MONTREAL, MARCH 7, 2011 – While the annual public speaking competition is often daunting for most students, Lester B. Pearson High School’s Anthony Di Stefano made the most of his final high school competition by placing second in the province and being selected as the only public school student from Quebec to qualify for the National Public Speaking Championships in Winnipeg, Manitoba.
Pitted against steep and experienced competition in The ‘Peg, Stefano finished the competition ranked 17th out of the 48 competitors, highlighted by being selected as a finalist in the Persuasive Speaking round for his speech on the Fresh Water Crisis. The other disciplines included Interpretative Reading, Parliamentary Debating, and Impromptu Speaking.
“Just competing was a privilege! It was my first time in this competition and once I got there, after a couple minutes, I already knew that this was going to be an experience like nothing else,” said Stefano. “Having placed so high in the competition was a plus, I really had the most amazing time and experience.
“I took the whole public speaking experience one step at a time and enjoyed it for the moment. This is an experience that you don’t really let go of,” he added. “I felt a positive nervousness throughout, who comes here every day to do this, you know?
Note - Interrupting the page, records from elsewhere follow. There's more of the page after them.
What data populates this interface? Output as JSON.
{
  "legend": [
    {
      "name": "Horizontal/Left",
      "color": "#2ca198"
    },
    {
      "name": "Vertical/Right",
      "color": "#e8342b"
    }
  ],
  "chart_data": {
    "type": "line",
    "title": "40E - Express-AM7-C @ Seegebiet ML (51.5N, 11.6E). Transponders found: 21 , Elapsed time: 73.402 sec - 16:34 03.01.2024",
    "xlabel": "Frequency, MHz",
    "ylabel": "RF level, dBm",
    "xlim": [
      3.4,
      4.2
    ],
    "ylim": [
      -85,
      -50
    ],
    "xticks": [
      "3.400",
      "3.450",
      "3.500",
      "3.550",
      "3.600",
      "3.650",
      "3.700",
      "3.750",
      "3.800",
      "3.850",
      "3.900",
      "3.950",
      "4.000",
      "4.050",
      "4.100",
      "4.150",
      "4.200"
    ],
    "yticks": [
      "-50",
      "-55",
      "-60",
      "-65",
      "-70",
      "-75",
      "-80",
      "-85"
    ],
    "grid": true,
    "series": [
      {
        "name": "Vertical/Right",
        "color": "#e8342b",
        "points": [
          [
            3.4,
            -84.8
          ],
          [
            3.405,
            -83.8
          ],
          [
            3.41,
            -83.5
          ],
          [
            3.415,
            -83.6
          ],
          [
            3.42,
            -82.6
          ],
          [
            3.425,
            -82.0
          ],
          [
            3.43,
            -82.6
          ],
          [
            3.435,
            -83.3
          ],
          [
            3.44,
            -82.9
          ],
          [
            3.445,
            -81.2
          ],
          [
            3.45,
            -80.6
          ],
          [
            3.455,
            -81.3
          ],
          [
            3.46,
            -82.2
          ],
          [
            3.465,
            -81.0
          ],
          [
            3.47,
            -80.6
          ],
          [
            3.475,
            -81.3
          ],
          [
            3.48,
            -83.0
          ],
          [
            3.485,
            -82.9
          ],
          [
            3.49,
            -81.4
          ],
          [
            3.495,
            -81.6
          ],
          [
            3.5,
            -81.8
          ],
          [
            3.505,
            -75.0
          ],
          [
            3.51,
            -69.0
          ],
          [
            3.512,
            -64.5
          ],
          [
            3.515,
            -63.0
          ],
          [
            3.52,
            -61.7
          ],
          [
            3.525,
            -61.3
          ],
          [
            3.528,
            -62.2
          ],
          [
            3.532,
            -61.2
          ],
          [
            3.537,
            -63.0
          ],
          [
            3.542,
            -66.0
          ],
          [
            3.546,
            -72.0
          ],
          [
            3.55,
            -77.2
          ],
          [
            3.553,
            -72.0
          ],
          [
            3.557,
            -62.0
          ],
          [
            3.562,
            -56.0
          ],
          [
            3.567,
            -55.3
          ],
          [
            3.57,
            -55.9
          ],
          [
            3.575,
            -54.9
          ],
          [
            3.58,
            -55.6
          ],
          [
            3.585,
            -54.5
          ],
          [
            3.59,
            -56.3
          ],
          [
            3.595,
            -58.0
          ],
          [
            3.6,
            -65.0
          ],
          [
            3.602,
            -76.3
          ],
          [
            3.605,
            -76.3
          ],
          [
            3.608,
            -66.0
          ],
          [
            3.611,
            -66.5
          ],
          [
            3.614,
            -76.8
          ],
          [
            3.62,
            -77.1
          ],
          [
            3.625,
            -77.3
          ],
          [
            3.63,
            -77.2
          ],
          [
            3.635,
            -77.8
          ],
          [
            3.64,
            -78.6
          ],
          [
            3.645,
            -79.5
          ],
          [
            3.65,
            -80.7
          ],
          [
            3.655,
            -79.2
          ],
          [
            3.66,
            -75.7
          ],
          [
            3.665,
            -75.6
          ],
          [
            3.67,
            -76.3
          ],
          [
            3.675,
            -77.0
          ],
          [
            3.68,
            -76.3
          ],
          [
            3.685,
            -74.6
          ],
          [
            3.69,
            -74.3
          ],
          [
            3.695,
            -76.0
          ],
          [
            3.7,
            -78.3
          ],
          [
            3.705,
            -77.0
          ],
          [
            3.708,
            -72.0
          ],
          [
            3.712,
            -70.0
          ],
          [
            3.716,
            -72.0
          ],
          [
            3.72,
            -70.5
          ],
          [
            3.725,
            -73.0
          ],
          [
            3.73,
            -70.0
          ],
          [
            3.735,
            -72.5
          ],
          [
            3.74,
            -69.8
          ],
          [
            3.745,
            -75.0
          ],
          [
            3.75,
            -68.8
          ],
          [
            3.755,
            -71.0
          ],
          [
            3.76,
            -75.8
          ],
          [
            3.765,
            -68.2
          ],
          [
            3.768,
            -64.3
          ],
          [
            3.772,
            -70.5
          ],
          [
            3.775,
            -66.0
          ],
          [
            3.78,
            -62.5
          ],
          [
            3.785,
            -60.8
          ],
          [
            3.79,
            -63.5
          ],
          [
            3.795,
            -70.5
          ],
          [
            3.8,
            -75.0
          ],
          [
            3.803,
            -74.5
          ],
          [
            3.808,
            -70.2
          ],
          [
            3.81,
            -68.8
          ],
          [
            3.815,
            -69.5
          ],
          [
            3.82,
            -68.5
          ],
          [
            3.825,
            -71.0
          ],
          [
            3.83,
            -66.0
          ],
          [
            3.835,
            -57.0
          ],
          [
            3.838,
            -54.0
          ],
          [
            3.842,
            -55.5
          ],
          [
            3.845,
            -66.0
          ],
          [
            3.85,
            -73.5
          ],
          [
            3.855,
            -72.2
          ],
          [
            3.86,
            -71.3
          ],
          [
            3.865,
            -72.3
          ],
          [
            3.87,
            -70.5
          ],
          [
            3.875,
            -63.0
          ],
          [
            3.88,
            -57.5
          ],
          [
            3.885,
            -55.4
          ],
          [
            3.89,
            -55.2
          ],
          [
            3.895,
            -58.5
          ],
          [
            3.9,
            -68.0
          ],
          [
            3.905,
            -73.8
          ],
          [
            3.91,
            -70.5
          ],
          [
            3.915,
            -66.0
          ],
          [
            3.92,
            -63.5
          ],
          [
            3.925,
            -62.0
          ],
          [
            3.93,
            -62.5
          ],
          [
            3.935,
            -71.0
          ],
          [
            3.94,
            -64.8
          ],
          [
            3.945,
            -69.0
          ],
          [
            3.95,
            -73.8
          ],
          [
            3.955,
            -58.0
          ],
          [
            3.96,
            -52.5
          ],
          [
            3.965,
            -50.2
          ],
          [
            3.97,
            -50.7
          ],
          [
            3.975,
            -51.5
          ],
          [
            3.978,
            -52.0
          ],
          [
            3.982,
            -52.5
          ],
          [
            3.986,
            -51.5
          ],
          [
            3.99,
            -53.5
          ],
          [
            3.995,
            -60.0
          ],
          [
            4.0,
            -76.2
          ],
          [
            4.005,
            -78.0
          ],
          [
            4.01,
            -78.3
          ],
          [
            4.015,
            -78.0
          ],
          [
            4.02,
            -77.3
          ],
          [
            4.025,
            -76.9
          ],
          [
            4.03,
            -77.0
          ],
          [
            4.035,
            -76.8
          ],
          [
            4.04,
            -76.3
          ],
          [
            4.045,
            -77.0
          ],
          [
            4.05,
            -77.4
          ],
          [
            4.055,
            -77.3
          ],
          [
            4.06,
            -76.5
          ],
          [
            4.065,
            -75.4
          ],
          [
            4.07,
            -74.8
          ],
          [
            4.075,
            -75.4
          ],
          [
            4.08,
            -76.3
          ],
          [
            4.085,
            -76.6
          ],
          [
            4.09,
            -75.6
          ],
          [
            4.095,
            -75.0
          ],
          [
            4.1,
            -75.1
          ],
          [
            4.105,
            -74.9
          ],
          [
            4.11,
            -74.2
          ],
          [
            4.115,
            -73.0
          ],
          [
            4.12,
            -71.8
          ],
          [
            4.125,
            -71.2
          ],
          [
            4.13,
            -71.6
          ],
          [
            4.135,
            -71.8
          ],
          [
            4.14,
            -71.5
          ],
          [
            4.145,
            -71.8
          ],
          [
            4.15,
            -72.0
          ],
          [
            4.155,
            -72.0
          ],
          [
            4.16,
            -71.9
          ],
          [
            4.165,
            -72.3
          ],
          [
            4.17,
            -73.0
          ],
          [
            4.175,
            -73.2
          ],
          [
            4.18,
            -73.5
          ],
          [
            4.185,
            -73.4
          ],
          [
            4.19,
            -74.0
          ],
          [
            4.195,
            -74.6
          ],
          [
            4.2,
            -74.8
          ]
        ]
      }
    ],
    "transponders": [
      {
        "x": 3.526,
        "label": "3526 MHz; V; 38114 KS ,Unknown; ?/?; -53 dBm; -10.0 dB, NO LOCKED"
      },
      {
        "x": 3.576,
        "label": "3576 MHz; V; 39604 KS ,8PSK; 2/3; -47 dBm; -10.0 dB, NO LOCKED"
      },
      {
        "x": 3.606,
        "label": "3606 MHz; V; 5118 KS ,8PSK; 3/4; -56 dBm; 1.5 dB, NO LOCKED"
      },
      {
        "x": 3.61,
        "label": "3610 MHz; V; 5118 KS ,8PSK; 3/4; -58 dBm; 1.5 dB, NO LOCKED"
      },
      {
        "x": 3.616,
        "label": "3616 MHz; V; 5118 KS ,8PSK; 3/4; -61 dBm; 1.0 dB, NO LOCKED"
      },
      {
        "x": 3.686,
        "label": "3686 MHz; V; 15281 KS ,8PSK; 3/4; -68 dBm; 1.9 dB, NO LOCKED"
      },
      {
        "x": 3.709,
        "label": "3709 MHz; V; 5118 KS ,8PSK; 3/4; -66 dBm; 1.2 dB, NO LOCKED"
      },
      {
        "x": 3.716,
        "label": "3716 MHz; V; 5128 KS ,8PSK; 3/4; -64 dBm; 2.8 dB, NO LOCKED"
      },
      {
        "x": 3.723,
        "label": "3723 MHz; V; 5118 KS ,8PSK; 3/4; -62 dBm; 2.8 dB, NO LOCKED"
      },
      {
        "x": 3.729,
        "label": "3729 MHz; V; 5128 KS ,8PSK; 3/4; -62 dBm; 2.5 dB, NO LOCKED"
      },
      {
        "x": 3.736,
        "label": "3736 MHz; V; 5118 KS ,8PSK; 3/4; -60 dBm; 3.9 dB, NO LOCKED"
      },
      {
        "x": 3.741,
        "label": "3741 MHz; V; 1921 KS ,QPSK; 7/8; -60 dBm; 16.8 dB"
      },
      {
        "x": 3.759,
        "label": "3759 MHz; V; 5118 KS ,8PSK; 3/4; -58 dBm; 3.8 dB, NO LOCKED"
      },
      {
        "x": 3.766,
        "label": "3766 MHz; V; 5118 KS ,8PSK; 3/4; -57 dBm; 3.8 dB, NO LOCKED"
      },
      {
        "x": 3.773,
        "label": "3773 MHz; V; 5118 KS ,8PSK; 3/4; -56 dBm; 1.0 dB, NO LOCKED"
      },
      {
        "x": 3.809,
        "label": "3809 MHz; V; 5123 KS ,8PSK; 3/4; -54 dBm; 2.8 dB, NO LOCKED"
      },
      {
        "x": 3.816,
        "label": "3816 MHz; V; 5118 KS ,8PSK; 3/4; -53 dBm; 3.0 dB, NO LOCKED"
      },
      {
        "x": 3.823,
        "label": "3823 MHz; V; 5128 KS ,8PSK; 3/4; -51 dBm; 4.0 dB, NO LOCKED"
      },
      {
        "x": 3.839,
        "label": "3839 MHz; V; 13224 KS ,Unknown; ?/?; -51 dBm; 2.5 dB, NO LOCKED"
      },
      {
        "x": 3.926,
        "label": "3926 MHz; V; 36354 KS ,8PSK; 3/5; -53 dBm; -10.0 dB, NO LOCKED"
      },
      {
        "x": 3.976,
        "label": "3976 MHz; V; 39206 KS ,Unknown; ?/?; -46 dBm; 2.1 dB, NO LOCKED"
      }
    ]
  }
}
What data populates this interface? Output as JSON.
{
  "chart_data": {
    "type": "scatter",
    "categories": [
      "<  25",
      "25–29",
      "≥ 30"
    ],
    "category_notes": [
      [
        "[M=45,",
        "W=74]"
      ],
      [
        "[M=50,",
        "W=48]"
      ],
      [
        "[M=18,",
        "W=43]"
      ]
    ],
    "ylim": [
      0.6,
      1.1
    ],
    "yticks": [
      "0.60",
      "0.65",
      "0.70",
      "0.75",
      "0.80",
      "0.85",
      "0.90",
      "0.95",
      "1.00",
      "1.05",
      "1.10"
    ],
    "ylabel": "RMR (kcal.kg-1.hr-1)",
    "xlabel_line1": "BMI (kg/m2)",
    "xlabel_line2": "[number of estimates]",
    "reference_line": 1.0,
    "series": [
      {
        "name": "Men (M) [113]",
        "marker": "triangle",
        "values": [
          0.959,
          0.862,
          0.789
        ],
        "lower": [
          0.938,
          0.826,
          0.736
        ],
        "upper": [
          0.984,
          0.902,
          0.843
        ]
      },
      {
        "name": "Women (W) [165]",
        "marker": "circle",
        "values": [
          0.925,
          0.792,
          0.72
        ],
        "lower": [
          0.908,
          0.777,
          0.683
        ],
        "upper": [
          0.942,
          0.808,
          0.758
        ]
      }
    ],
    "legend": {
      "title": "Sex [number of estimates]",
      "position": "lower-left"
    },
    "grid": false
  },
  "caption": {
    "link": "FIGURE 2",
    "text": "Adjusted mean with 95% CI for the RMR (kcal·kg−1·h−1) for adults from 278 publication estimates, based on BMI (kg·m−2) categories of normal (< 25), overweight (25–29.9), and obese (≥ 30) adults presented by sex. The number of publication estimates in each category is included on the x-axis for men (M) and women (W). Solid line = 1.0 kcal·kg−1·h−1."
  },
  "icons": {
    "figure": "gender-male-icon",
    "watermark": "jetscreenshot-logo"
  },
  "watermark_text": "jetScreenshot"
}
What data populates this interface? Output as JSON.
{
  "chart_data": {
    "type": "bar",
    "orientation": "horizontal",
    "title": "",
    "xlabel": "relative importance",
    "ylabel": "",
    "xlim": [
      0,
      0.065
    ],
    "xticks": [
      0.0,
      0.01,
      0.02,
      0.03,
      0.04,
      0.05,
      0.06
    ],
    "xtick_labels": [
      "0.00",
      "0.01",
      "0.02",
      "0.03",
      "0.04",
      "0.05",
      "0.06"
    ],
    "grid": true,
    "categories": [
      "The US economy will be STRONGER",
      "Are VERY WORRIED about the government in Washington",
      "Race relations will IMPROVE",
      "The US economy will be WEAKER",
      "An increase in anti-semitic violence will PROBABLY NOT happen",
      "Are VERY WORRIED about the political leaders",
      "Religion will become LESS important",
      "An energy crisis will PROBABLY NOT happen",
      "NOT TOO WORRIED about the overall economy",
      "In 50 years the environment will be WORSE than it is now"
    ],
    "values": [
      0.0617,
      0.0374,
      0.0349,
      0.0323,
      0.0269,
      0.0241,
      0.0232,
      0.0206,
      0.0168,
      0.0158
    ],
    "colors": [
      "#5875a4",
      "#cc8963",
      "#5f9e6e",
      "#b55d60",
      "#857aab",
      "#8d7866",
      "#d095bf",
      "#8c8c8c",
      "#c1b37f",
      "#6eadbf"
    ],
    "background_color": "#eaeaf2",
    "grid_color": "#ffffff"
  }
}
It was one of those feelings. If I would have walked away in 4th or 5th place, I would have been happy just to have been there.”
For Stefano, the competition will serve as a perfect foundation for what he hopes to become a future of many speeches. Following his graduation from Lester B. Pearson High School, he hopes to study Pure and Applied Science at Marianopolis College. Ultimately, Stefano would like to pursue a degree in Meteorology.
“My ultimate goal is to teach Meteorology at a university level. I realize that public speaking will be necessary in my future as I will need to talk to students and convey the right message. It’s a great asset to have,” he said. ”Once you watch your first natural disaster movie, you become hooked on Meteorology. I’ve always had questions about the weather, I’ve tried to find things out on my own, I’ve read books which have just made me more interested. I know my job will never get boring, the weather is always changing!”
While being called Professor Stefano is a few years off, for now, Anthony is basking in his recent success with friends and family. “I have to thank my parents; they have so much confidence in me. Part of this trip was to make them proud,” added Stefano. “I also had so much support from my English teacher Jennifer Maselli and my coach Mille Malde. I owe them so much thanks, I do not think I would have been able to get that far without their help and support.”